I pulled out my Samsung Galaxy S, which was still running Android 2.2.3 (Gingerbread). Voila! When I tried to install the same app, I get the "Application not installed" error. Apparently, Google has fixed this problem on the Android OS side, but not the development side. That means JDK 7, 8, and future versions will continue to have this problem with the original Android keystore certificates.

Therefore, it's time to solve this problem once and for all. This article will explain how. We will go through all of the pitfalls that we encountered, so that you can use this article to understand and resolve the issue for yourself.

Jarsigner with -sigalg MD5withRSA -diagestalg SHA1

Most people on the web explained that to resolve this issues, simply add "-sigalg MD5withRAS -diagestalg SHA1" when executing jarsigner. While this solution did work for some people, it did not for many others. The problem is this:

jarsigner error: private key algorithm is not compatible with signature algorithm

I suspect that keytool, by default, create certificate using MD5withRSA at one point, but changed at a later point. Our certificate is circa 2010 and is not compatible with MD5withRSA.

Keytool with -sigalg MD5withRSA -keyalg RSA -keysize 1024

Many folks reported that the cure for the previous section is to generate a new certificate with keytool using "-sigalg MD5withRSA -keyalg RSA -keysize 1024".

Although many accepts this method as the answer it really isn't unless you are building a brand new Android app that has never been submitted to any Android market before.
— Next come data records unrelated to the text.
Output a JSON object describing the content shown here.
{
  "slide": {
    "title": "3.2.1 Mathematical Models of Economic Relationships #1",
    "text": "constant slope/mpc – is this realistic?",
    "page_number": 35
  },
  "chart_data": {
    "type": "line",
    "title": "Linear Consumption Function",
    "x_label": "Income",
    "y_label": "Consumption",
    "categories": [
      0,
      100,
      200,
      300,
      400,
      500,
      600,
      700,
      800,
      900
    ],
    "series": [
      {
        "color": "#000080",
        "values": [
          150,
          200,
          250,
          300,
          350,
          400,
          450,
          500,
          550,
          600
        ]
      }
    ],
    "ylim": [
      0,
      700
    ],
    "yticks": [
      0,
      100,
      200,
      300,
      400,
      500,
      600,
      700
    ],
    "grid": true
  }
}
The reason is because if someone had an older version of your app installed on a device, that Android device will reject any new version of the app unless the new version has the same certificate. Signing a new version of the app with a new certificate will cause the app to fail to install on those Android devices.
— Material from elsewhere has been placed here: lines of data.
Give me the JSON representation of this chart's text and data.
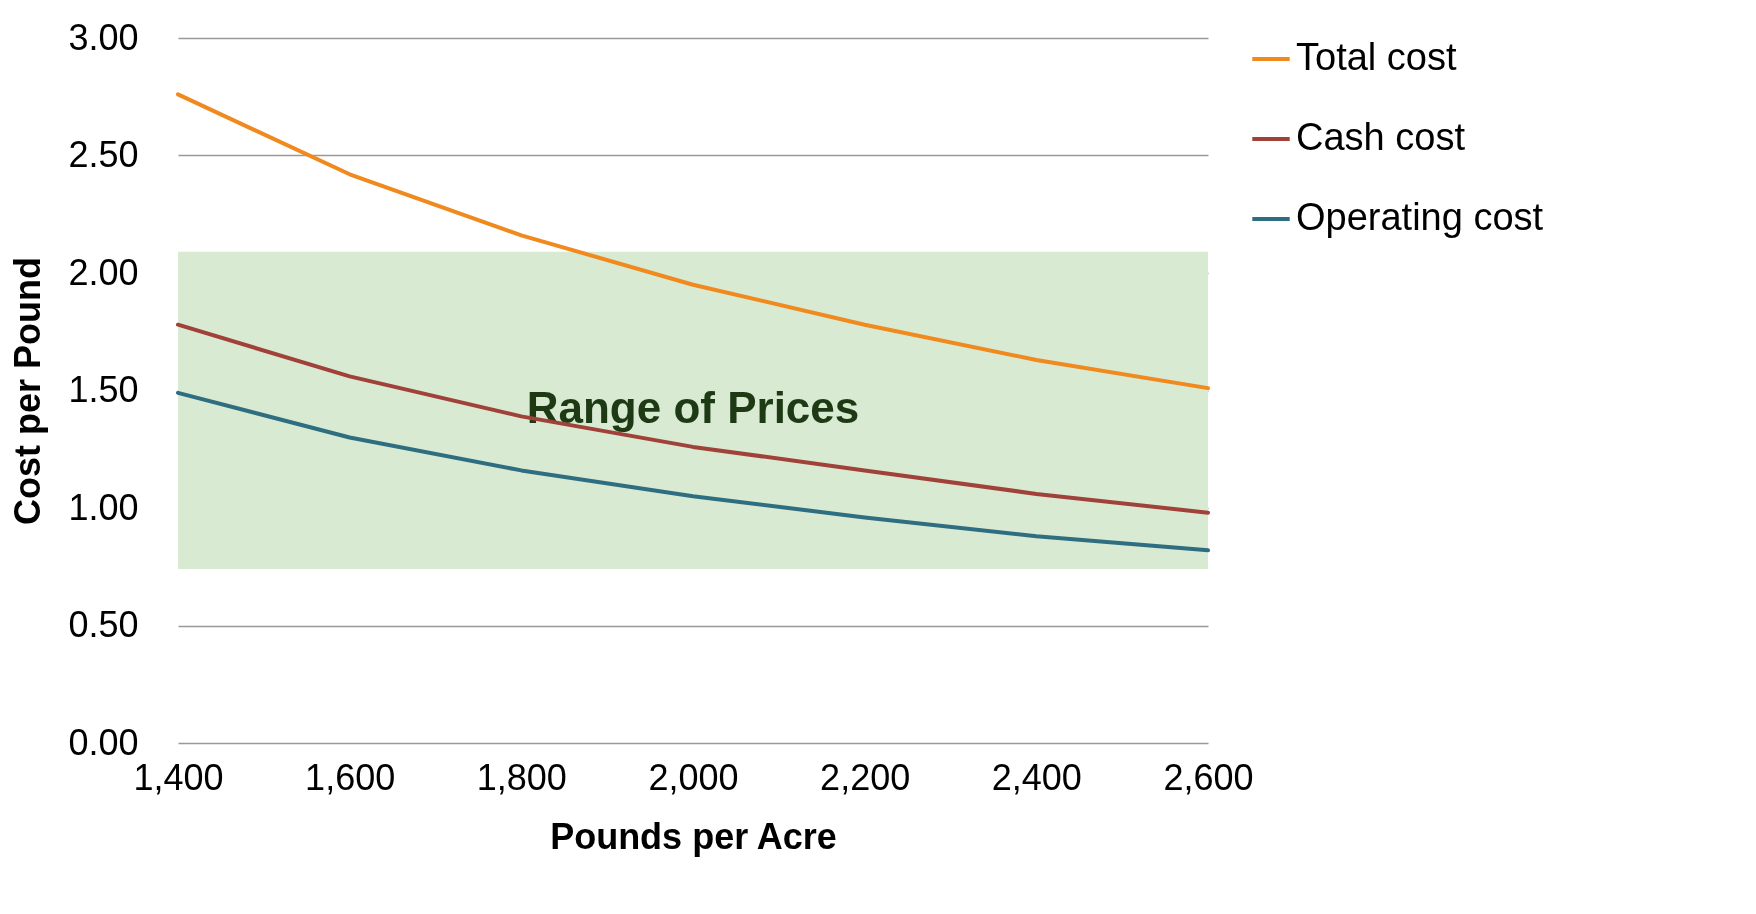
{
  "chart_data": {
    "type": "line",
    "xlabel": "Pounds per Acre",
    "ylabel": "Cost per  Pound",
    "x": [
      1400,
      1600,
      1800,
      2000,
      2200,
      2400,
      2600
    ],
    "series": [
      {
        "name": "Total cost",
        "color": "#f0891e",
        "values": [
          2.76,
          2.42,
          2.16,
          1.95,
          1.78,
          1.63,
          1.51
        ]
      },
      {
        "name": "Cash cost",
        "color": "#a0423a",
        "values": [
          1.78,
          1.56,
          1.39,
          1.26,
          1.16,
          1.06,
          0.98
        ]
      },
      {
        "name": "Operating  cost",
        "color": "#2e6e80",
        "values": [
          1.49,
          1.3,
          1.16,
          1.05,
          0.96,
          0.88,
          0.82
        ]
      }
    ],
    "xlim": [
      1400,
      2600
    ],
    "xticks": [
      {
        "value": 1400,
        "label": "1,400"
      },
      {
        "value": 1600,
        "label": "1,600"
      },
      {
        "value": 1800,
        "label": "1,800"
      },
      {
        "value": 2000,
        "label": "2,000"
      },
      {
        "value": 2200,
        "label": "2,200"
      },
      {
        "value": 2400,
        "label": "2,400"
      },
      {
        "value": 2600,
        "label": "2,600"
      }
    ],
    "ylim": [
      0,
      3
    ],
    "yticks": [
      {
        "value": 0,
        "label": "0.00"
      },
      {
        "value": 0.5,
        "label": "0.50"
      },
      {
        "value": 1,
        "label": "1.00"
      },
      {
        "value": 1.5,
        "label": "1.50"
      },
      {
        "value": 2,
        "label": "2.00"
      },
      {
        "value": 2.5,
        "label": "2.50"
      },
      {
        "value": 3,
        "label": "3.00"
      }
    ],
    "bands": [
      {
        "axis": "y",
        "from": 0.74,
        "to": 2.09,
        "label": "Range of Prices",
        "color": "#d9ead3"
      }
    ],
    "grid": "y",
    "legend": "top right",
    "marker": "none",
    "line_style": "solid"
  }
}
Our apps has been on various Android markets for years. Needless to say, this solution does not work for us.

The second reason this cure is not the solution is because the MD5withRSA is a really old algorithm that is being obsoleted. Many in the security industry no longer accept it for use. In addition, if you are going to create a brand new certification, you might as well use the default to use the latest and greatest technology. Why go backward when you are creating something brand new?

The Real Solution: Know Your Certificate

The real solution is to determine the algorithm used to create your original certificate, so that you can use the correct argument with jarsigner. You can see the certificates in your keystore with the following command:

  keytool -list -v -keystore "${keyFile}" 
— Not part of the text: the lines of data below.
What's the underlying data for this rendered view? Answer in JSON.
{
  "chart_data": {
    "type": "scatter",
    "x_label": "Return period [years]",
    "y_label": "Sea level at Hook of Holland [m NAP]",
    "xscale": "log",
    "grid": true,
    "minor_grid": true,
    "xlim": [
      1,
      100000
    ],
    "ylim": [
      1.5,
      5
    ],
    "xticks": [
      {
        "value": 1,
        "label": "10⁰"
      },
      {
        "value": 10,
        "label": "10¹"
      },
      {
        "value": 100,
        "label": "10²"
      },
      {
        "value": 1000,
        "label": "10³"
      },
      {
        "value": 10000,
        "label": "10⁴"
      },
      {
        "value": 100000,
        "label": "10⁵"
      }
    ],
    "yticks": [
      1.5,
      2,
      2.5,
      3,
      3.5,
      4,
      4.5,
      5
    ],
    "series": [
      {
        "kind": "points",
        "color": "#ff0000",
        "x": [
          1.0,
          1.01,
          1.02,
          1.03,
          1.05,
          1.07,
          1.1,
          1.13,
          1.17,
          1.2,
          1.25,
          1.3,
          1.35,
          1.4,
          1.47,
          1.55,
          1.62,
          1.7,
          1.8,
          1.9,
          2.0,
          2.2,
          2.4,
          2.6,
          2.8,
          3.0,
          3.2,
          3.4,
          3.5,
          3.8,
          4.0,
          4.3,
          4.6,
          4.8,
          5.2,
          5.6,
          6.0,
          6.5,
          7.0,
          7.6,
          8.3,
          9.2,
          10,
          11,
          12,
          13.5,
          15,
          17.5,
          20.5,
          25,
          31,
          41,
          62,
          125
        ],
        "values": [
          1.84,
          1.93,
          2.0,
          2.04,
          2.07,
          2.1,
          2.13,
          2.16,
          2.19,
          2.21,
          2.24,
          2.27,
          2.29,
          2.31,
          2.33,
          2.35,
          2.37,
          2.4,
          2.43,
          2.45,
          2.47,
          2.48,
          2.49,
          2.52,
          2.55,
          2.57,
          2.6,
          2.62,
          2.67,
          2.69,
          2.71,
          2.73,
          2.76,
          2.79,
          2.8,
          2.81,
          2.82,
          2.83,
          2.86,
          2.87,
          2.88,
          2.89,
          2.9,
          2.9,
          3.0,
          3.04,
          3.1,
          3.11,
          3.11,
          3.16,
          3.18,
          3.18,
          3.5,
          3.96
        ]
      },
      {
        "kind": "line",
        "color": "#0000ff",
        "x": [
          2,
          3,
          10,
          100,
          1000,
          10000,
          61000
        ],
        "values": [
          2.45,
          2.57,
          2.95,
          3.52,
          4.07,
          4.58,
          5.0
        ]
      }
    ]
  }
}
You'll need to substitute "${keyFile}" with your keystore file. And you'll, of course, need your keystore password to access it.

In our case, once we did that, we found that the certificate we used for our Android apps shows the following property:

  Signature algorithm name: SHA1withDSA 

Jarsigner with -sigalg SHA1withDSA -diagestalg SHA1

After understanding that we generated our certificate using the SHA1withDSA algorithm, it's relatively easy to solve this problem. We simply executed jarsigner with "-sigalg SHA1withDSA -diagestalg SHA1".

With these new arguments, jarsigner no longer complains and signs our test app successfully. The test app installs onto our Google LG Nexus 5 and Samsung Galaxy S as normal. And after submitting our test app to NOOK app store, NOOK Developer Program reports that the app passes with flying color.